People will figure out IT training is important, when they realize that they can't make stupid statement like "IT training" as if it means something.
What even IS I.T.?
Are you talking about server management? Network Managment? DevOps? What skill sets do you need?
It's like saying we need more brain surgeons, so we need MOAR BIOLOGY TRAINING!
MBAs, or people in general, will never appreciate just how complex some work can be, because of Dunning-Kruger. They don't know or understand how complex IT is, therefore they are unable to *appreciate* how complex IT is. Just like they are unable to appreciate anything else that is complicated, whether it's medicine, physics, etc.
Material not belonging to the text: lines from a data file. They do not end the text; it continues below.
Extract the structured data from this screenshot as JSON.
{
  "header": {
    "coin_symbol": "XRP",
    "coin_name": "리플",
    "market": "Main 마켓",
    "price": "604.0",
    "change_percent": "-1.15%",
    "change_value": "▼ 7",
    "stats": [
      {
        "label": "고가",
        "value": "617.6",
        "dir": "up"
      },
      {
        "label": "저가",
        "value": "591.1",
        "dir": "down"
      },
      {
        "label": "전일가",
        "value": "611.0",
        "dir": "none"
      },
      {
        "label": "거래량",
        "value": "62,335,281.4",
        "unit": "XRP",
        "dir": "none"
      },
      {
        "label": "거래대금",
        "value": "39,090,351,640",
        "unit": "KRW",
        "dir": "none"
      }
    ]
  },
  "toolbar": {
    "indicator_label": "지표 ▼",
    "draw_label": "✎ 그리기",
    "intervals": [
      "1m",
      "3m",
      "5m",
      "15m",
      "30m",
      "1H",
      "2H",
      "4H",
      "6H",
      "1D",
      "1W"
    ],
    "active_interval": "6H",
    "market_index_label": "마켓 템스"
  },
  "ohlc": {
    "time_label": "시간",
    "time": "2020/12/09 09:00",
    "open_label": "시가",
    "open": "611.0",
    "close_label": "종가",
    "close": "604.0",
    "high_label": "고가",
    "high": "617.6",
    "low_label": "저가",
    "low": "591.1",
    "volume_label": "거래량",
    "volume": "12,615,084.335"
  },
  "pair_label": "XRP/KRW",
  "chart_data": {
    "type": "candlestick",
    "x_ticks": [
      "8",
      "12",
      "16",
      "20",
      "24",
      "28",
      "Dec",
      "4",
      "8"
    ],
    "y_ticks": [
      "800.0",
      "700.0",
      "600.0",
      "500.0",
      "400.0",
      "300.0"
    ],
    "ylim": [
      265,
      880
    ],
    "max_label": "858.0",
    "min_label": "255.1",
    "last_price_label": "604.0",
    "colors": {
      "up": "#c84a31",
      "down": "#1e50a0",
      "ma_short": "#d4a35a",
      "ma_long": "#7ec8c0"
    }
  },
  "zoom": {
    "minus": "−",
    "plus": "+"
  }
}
If they're contractually bound to deliver that sort of uptime, and their system isn't designed to tolerate these kind of failures, they deserve to fail.
The company’s Nexus 3000 switches began to fail after trying to improperly process a routine computer-to-computer command, and because Cisco keeps its code private, Peak Web couldn’t figure out why.
...
Finally, late in October, came the 10 hours of darkness. Three people familiar with Peak Web’s operations say the lengthy outage gave the company time to deduce that the troublesome command was reducing the switches’ available memory and causing them to crash. The company alerted Cisco.
So they ended up black-box debugging the vendor's own problem for them. I wish I could say I am unfamiliar with that...
Most likely it never touched systems and was put in by some sales shmuck or bean pusher after everything on the RFP response was reviewed and engineering told them not to. Someone asked for 99.995% uptime (26min and a change; there is one more 9 than you put in), sales decided that planned outages and packet loss don't count in, hilarity ensues.